Karis Ailabouni is a second-generation Palestinian immigrant and refugee who was born and raised in the United States. After graduating with a BA in music, psychology, and French from Valparaiso University, she taught English in Madagascar and co-founded an English club that equipped 200 youth with language skills for future employment. Karis then lived in Jerusalem for three years designing, implementing, and managing a study abroad program for Notre Dame. In this capacity, she formed strategic partnerships with local nongovernmental organizations, educational institutions, and religious organizations. She was also involved in grassroots resistance efforts such as Right to Movement, Christian Academic Forum for Citizenship in the Arab World, and the Edward Said National Conservatory of Music. Karis speaks Palestinian Arabic and French. As a master of global affairs student, she was a recipient of a Kroc Institute Fellowship.
Abeera Akhtar is a gender-based violence technology products manager for UNICEF, where she leads the development of Virtual Safe Spaces (VSS) and the Referral Pathways Platform (eRPW), online resources for women experiencing gender-based violence. Before joining UNICEF, Abeera was an evaluation and insights fellow for the Digital Impact Alliance at the United Nations Foundation in Washington, DC. A 2020 graduate of the Master of Global Affairs program, she also holds bachelor’s degrees in sociology and anthropology from the Lahore University of Management Sciences in Pakistan.
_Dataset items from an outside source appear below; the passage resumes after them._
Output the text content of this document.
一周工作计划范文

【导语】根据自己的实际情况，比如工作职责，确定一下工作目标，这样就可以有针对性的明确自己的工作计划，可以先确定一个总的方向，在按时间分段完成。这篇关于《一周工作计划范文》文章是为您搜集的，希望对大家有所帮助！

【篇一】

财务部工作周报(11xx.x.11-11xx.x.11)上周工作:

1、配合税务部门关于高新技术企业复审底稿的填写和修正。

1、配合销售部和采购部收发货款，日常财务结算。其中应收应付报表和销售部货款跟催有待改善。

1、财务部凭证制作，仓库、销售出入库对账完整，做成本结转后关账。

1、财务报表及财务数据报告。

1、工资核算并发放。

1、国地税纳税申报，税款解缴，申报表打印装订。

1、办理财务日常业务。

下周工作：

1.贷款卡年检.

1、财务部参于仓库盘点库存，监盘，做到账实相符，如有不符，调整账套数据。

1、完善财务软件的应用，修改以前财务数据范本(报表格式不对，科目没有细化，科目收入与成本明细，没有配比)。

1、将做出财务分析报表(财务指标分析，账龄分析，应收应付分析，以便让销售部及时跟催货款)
As a master of global affairs student, she was the recipient of a Donald & Marilyn Keough Fellowship.
Before coming to Notre Dame, Abeera was a corporate social responsibility officer at Reckitt Benckiser, a British multinational company. She has led grassroots efforts for nuclear disarmament in Pakistan, working for the Nobel Peace Prize-nominated movement Global Zero. Abeera also worked to make the Sustainable Development Goals more accessible to youth, working for the UN Sustainable Development Solutions Network’s Youth Initiative. She is the co-founder of FATE – From Apathy to Empathy, an organization she has represented at forums organized by the US State Department, the US Special Operations Command, the UN, Facebook and Stanford University. Through her work she aims to use intercultural dialogue and social entrepreneurship as a driver for social change.
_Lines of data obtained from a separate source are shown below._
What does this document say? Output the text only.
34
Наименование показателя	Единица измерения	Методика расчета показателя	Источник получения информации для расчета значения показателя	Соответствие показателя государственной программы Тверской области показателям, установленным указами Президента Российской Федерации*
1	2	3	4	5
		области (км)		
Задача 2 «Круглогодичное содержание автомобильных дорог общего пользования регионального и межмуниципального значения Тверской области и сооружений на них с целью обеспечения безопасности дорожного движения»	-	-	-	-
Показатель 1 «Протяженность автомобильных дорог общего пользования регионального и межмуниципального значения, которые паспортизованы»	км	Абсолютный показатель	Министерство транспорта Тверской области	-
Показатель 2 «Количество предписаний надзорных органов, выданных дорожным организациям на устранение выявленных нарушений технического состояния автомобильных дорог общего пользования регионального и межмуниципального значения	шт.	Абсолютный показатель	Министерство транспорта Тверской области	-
Caroline Andridge served as a 2016-17 Princeton in Africa fellow in South Africa, where she worked as an HIV prevention analyst with the Clinton Health Access Initiative. Prior to this role, she was a research associate for global health, economics, and development at the Council on Foreign Relations and a volunteer for the economic analysis team at the Millennium Challenge Corporation in Washington, D.C. She holds a BA in public policy from the University of Michigan. As a master of global affairs student, Caroline was the recipient of a Kellogg Institute Fellowship.
Syeda (Fiana) Arbab is a Bangladeshi Muslim American and transnational feminist who has served as a racial justice and community organizer across the United States. Most recently, she conducted legislative analysis on youth justice for Georgia Shift, a nonprofit that encourages marginalized young people to participate in democracy. She is the former statewide youth organizer for the Michigan Roundtable for Diversity and Inclusion, where she worked with youth in marginalized communities. Syeda graduated from the University of Michigan-Dearborn with a BA in women’s and gender studies and psychology and a minor in sociology. As an undergraduate, she was co-founder and president of the Social Justice League and also student body president. Syeda is the recipient of a Coca-Cola Global Affairs Fellowship.